A Fair Blast

 

Due to unacceptable behaviour, a classroom teacher sent a student to me. The student complained that he had been sent out for no good reason and that he had done nothing wrong. As I listened to his story, I began to think he might have had a point. I explained to him that I could not comment on the situation until I received a report from the teacher and heard the other side of the story. The boy and I had a discussion about acceptable classroom behaviour and the fact that the teacher involved had been given a pretty rough time during the year. (The class was a particularly difficult one and contained a large number of boys with records of poor behaviour and uninspiring academic achievement.) The boy, to his credit, was able to see the validity of my suggestions and agreed that it was possible that the teacher might have reached the end of his tether with this particular group; and that the student was probably the victim of his own past behaviour as much as anything to do with the current situation.

 

After five or so minutes the boy asked if he might go back to the class, as he didn’t want to get behind with the work.
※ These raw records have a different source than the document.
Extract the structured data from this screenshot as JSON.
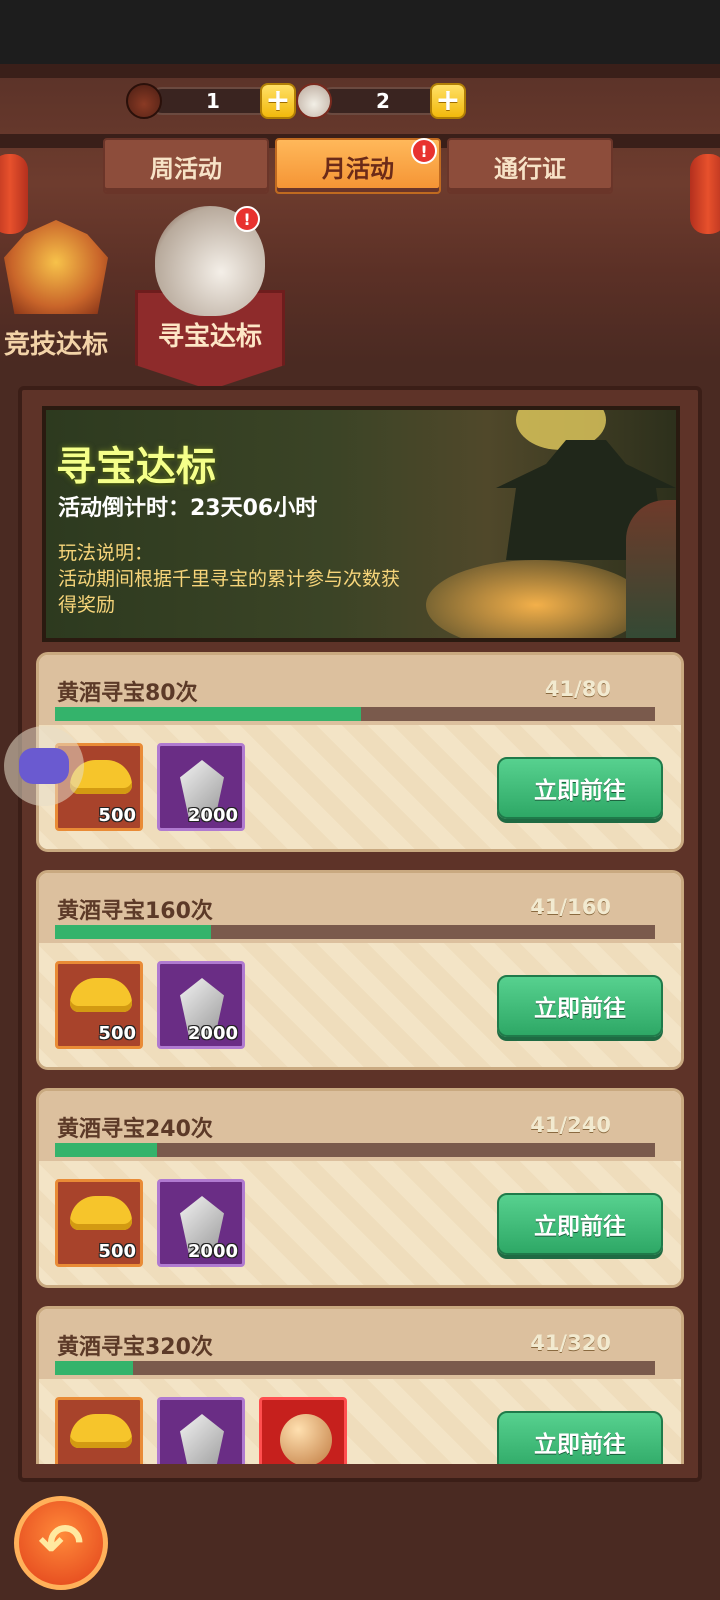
{
  "currency": [
    {
      "name": "yellow-wine-jar",
      "value": "1"
    },
    {
      "name": "treasure-jar",
      "value": "2"
    }
  ],
  "tabs": [
    {
      "label": "周活动",
      "active": false
    },
    {
      "label": "月活动",
      "active": true,
      "badge": "!"
    },
    {
      "label": "通行证",
      "active": false
    }
  ],
  "categories": [
    {
      "label": "竞技达标",
      "active": false
    },
    {
      "label": "寻宝达标",
      "active": true,
      "badge": "!"
    }
  ],
  "banner": {
    "title": "寻宝达标",
    "countdown": "活动倒计时：23天06小时",
    "rules": "玩法说明：\n活动期间根据千里寻宝的累计参与次数获得奖励"
  },
  "tasks": [
    {
      "title": "黄酒寻宝80次",
      "progress_text": "41/80",
      "progress": 0.51,
      "rewards": [
        {
          "type": "gold-ingot",
          "qty": "500"
        },
        {
          "type": "crystal",
          "qty": "2000"
        }
      ],
      "button": "立即前往"
    },
    {
      "title": "黄酒寻宝160次",
      "progress_text": "41/160",
      "progress": 0.26,
      "rewards": [
        {
          "type": "gold-ingot",
          "qty": "500"
        },
        {
          "type": "crystal",
          "qty": "2000"
        }
      ],
      "button": "立即前往"
    },
    {
      "title": "黄酒寻宝240次",
      "progress_text": "41/240",
      "progress": 0.17,
      "rewards": [
        {
          "type": "gold-ingot",
          "qty": "500"
        },
        {
          "type": "crystal",
          "qty": "2000"
        }
      ],
      "button": "立即前往"
    },
    {
      "title": "黄酒寻宝320次",
      "progress_text": "41/320",
      "progress": 0.13,
      "rewards": [
        {
          "type": "gold-ingot",
          "qty": ""
        },
        {
          "type": "crystal",
          "qty": ""
        },
        {
          "type": "orb",
          "qty": ""
        }
      ],
      "button": "立即前往"
    }
  ],
  "colors": {
    "accent": "#34b36b",
    "tab_active": "#f49232",
    "badge": "#e8322f"
  },
  "icons": {
    "back": "back-arrow-icon",
    "plus": "plus-icon",
    "float": "gamepad-icon"
  }
}
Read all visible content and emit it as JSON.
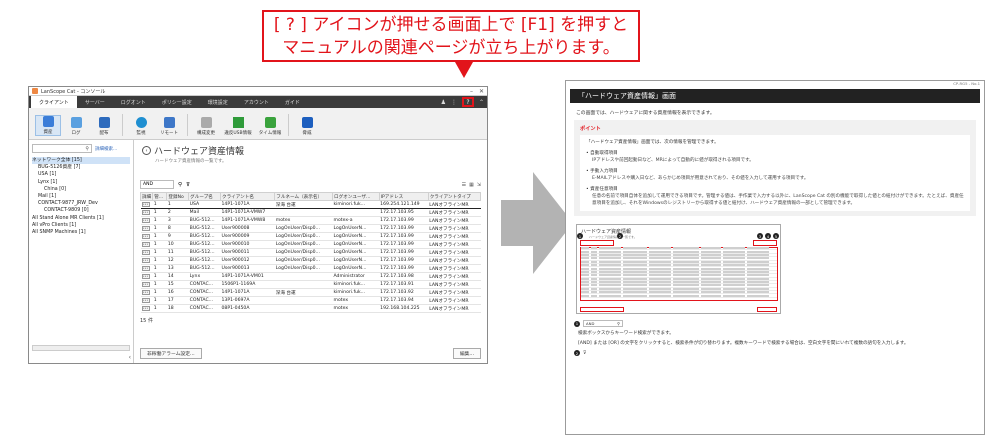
{
  "callout": {
    "line1": "[ ? ] アイコンが押せる画面上で [F1] を押すと",
    "line2": "マニュアルの関連ページが立ち上がります。"
  },
  "app": {
    "window_title": "LanScope Cat - コンソール",
    "menu": [
      "クライアント",
      "サーバー",
      "ログオント",
      "ポリシー設定",
      "環境設定",
      "アカウント",
      "ガイド"
    ],
    "toolbar": [
      "資産",
      "ログ",
      "配布",
      "監視",
      "リモート",
      "構成変更",
      "違反USB情報",
      "タイム情報",
      "脅威"
    ],
    "search_label": "詳細検索...",
    "tree": [
      {
        "label": "ネットワーク全体 [15]",
        "level": 0
      },
      {
        "label": "BUG-5126資産 [7]",
        "level": 1
      },
      {
        "label": "USA [1]",
        "level": 1
      },
      {
        "label": "Lynx [1]",
        "level": 1
      },
      {
        "label": "China [0]",
        "level": 2
      },
      {
        "label": "Mail [1]",
        "level": 1
      },
      {
        "label": "CONTACT-9877_JRW_Dev",
        "level": 1
      },
      {
        "label": "CONTACT-9809 [0]",
        "level": 2
      },
      {
        "label": "All Stand Alone MR Clients [1]",
        "level": 0
      },
      {
        "label": "All vPro Clients [1]",
        "level": 0
      },
      {
        "label": "All SNMP Machines [1]",
        "level": 0
      }
    ],
    "page_title": "ハードウェア資産情報",
    "page_subtitle": "ハードウェア資産情報の一覧です。",
    "search_mode": "AND",
    "columns": [
      "詳細",
      "管...",
      "登録No",
      "グループ名",
      "クライアント名",
      "フルネーム（表示名）",
      "ログオンユーザ...",
      "IPアドレス",
      "クライアントタイプ"
    ],
    "rows": [
      [
        "1",
        "1",
        "USA",
        "14P1-1071A",
        "深海 台運",
        "kiminori.fuk...",
        "169.254.121.149",
        "LANオフラインMR"
      ],
      [
        "1",
        "2",
        "Mail",
        "14P1-1071A-VMW7",
        "",
        "",
        "172.17.103.95",
        "LANオフラインMR"
      ],
      [
        "1",
        "3",
        "BUG-512...",
        "14P1-1071A-VMW8",
        "motex",
        "motex-a",
        "172.17.103.99",
        "LANオフラインMR"
      ],
      [
        "1",
        "8",
        "BUG-512...",
        "User900008",
        "LogOnUser/Disp0...",
        "LogOnUserN...",
        "172.17.103.99",
        "LANオフラインMR"
      ],
      [
        "1",
        "9",
        "BUG-512...",
        "User900009",
        "LogOnUser/Disp0...",
        "LogOnUserN...",
        "172.17.103.99",
        "LANオフラインMR"
      ],
      [
        "1",
        "10",
        "BUG-512...",
        "User900010",
        "LogOnUser/Disp0...",
        "LogOnUserN...",
        "172.17.103.99",
        "LANオフラインMR"
      ],
      [
        "1",
        "11",
        "BUG-512...",
        "User900011",
        "LogOnUser/Disp0...",
        "LogOnUserN...",
        "172.17.103.99",
        "LANオフラインMR"
      ],
      [
        "1",
        "12",
        "BUG-512...",
        "User900012",
        "LogOnUser/Disp0...",
        "LogOnUserN...",
        "172.17.103.99",
        "LANオフラインMR"
      ],
      [
        "1",
        "13",
        "BUG-512...",
        "User900013",
        "LogOnUser/Disp0...",
        "LogOnUserN...",
        "172.17.103.99",
        "LANオフラインMR"
      ],
      [
        "1",
        "14",
        "Lynx",
        "14P1-1071A-VM01",
        "",
        "Administrator",
        "172.17.103.98",
        "LANオフラインMR"
      ],
      [
        "1",
        "15",
        "CONTAC...",
        "1506P1-1169A",
        "",
        "kiminori.fuk...",
        "172.17.103.91",
        "LANオフラインMR"
      ],
      [
        "1",
        "16",
        "CONTAC...",
        "14P1-1071A",
        "深海 台運",
        "kiminori.fuk...",
        "172.17.103.92",
        "LANオフラインMR"
      ],
      [
        "1",
        "17",
        "CONTAC...",
        "13P1-0697A",
        "",
        "motex",
        "172.17.103.94",
        "LANオフラインMR"
      ],
      [
        "1",
        "18",
        "CONTAC...",
        "08P1-0450A",
        "",
        "motex",
        "192.168.104.225",
        "LANオフラインMR"
      ]
    ],
    "count": "15 件",
    "alarm_button": "非稼働アラーム設定...",
    "edit_button": "編集..."
  },
  "manual": {
    "page_id": "CP-RG5 - No.1",
    "heading": "「ハードウェア資産情報」画面",
    "intro": "この画面では、ハードウェアに関する資産情報を表示できます。",
    "point_title": "ポイント",
    "point_lead": "「ハードウェア資産情報」画面では、次の情報を管理できます。",
    "bullets": [
      {
        "title": "自動取得項目",
        "desc": "IPアドレスや前回起動日など、MRによって自動的に値が取得される項目です。"
      },
      {
        "title": "手動入力項目",
        "desc": "E-MAILアドレスや購入日など、あらかじめ項目が用意されており、その値を入力して運用する項目です。"
      },
      {
        "title": "資産任意項目",
        "desc": "任意の名前で項目自体を追加して運用できる項目です。管理する値は、手作業で入力する以外に、LanScope Cat の別の機能で取得した値との紐付けができます。たとえば、資産任意項目を追加し、それをWindowsのレジストリーから取得する値と紐付け、ハードウェア資産情報の一部として管理できます。"
      }
    ],
    "shot_title": "ハードウェア資産情報",
    "shot_subtitle": "ハードウェア資産情報の一覧です。",
    "section1_input": "AND",
    "section1_text1": "検索ボックスからキーワード検索ができます。",
    "section1_text2": "[AND] または [OR] の文字をクリックすると、検索条件が切り替わります。複数キーワードで検索する場合は、空白文字を間にいれて複数の語句を入力します。"
  }
}
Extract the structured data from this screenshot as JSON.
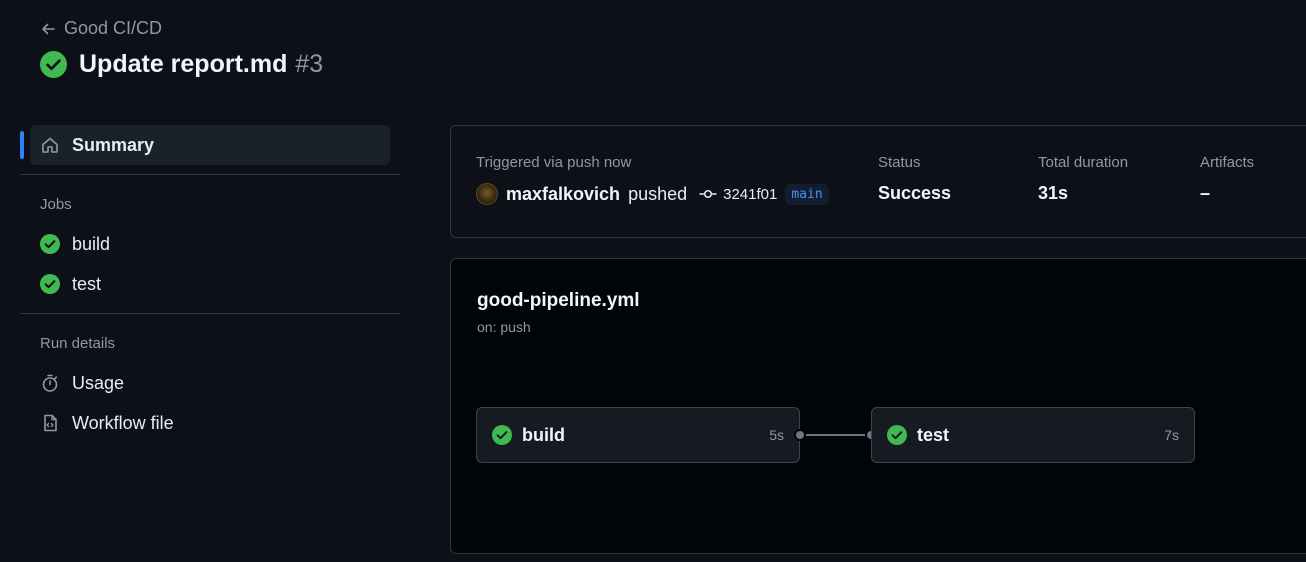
{
  "header": {
    "back_label": "Good CI/CD",
    "title": "Update report.md",
    "run_number": "#3"
  },
  "sidebar": {
    "summary_label": "Summary",
    "jobs_heading": "Jobs",
    "jobs": [
      {
        "label": "build"
      },
      {
        "label": "test"
      }
    ],
    "run_details_heading": "Run details",
    "usage_label": "Usage",
    "workflow_file_label": "Workflow file"
  },
  "summary": {
    "trigger_label": "Triggered via push now",
    "username": "maxfalkovich",
    "action": "pushed",
    "commit_sha": "3241f01",
    "branch": "main",
    "status_label": "Status",
    "status_value": "Success",
    "duration_label": "Total duration",
    "duration_value": "31s",
    "artifacts_label": "Artifacts",
    "artifacts_value": "–"
  },
  "workflow": {
    "file_name": "good-pipeline.yml",
    "trigger": "on: push",
    "jobs": [
      {
        "name": "build",
        "duration": "5s"
      },
      {
        "name": "test",
        "duration": "7s"
      }
    ]
  },
  "colors": {
    "success": "#3fb950",
    "accent": "#2f81f7",
    "background": "#0d1117"
  }
}
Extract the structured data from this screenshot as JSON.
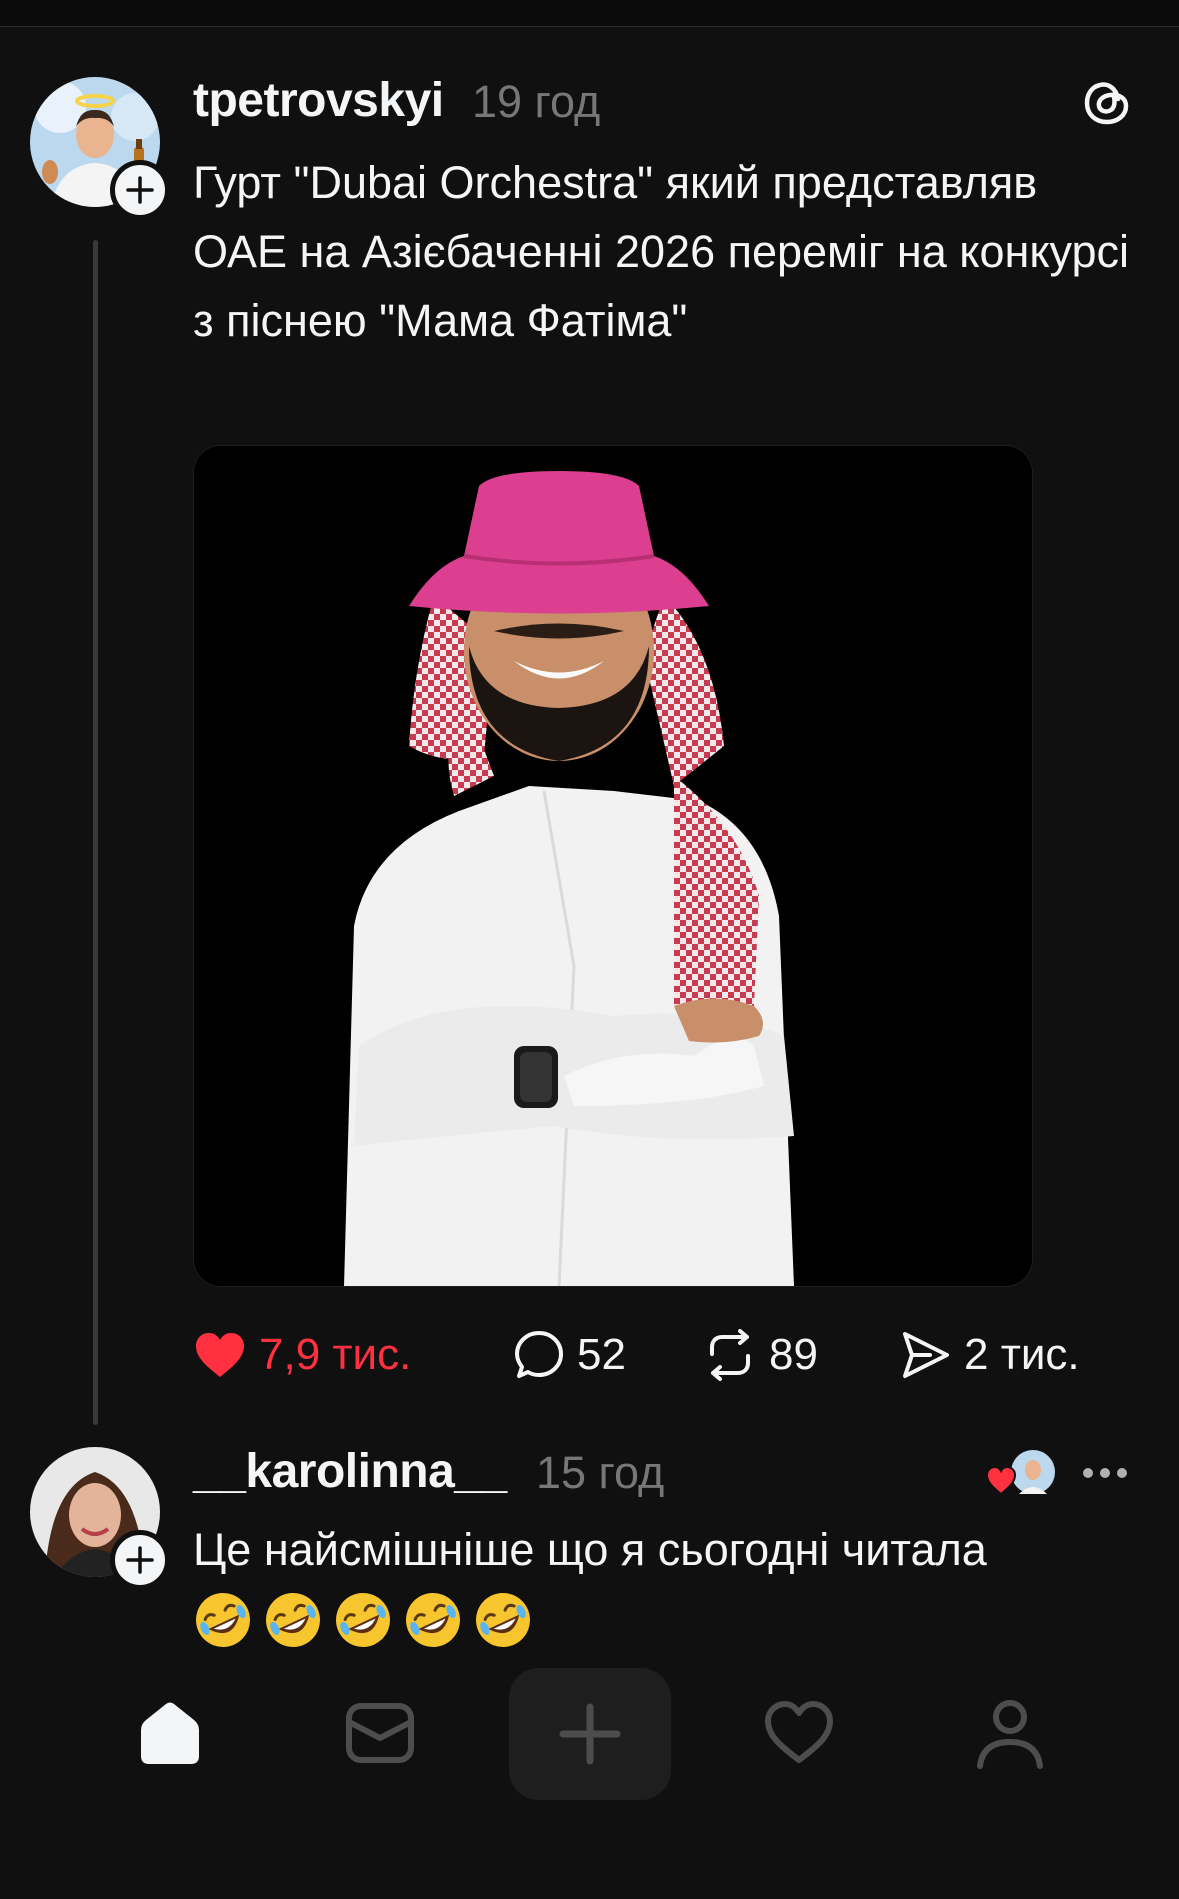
{
  "post": {
    "username": "tpetrovskyi",
    "time": "19 год",
    "text": "Гурт \"Dubai Orchestra\" який представляв ОАЕ на Азієбаченні 2026 переміг на конкурсі з піснею \"Мама Фатіма\"",
    "actions": {
      "likes": "7,9 тис.",
      "comments": "52",
      "reposts": "89",
      "shares": "2 тис."
    }
  },
  "reply": {
    "username": "__karolinna__",
    "time": "15 год",
    "text": "Це найсмішніше що я сьогодні читала"
  },
  "colors": {
    "background": "#101010",
    "like_red": "#ff3040",
    "muted": "#777777",
    "hat_pink": "#dc3f8f"
  },
  "icons": [
    "threads-logo-icon",
    "plus-icon",
    "heart-filled-icon",
    "comment-icon",
    "repost-icon",
    "share-icon",
    "more-icon",
    "home-icon",
    "inbox-icon",
    "compose-plus-icon",
    "heart-outline-icon",
    "profile-icon",
    "rofl-emoji"
  ]
}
This seemed like a reasonable request so I wrote a note to the teacher saying that the student had made a commitment to doing the work and following all of the teacher’s instructions without argument. I showed the note to the student and asked him if he was able to comply with the expectations of him. The boy agreed that it was reasonable and took the note back to class. Later in the day, I caught up with the teacher and asked him how the boy had worked. The response I got was, “You must have given him a fair blast. He didn’t say boo all period.”

 

The sad truth to this story is that the teacher saw this as the only possible answer to the student’s compliance. I told him that I had just had a quiet chat about the rights and wrongs of the matter, but he obviously thought I was joking. In his mind, students conform when they are faced with strong authority - not strong reasoning. “Yeah right!” he laughed as he walked away.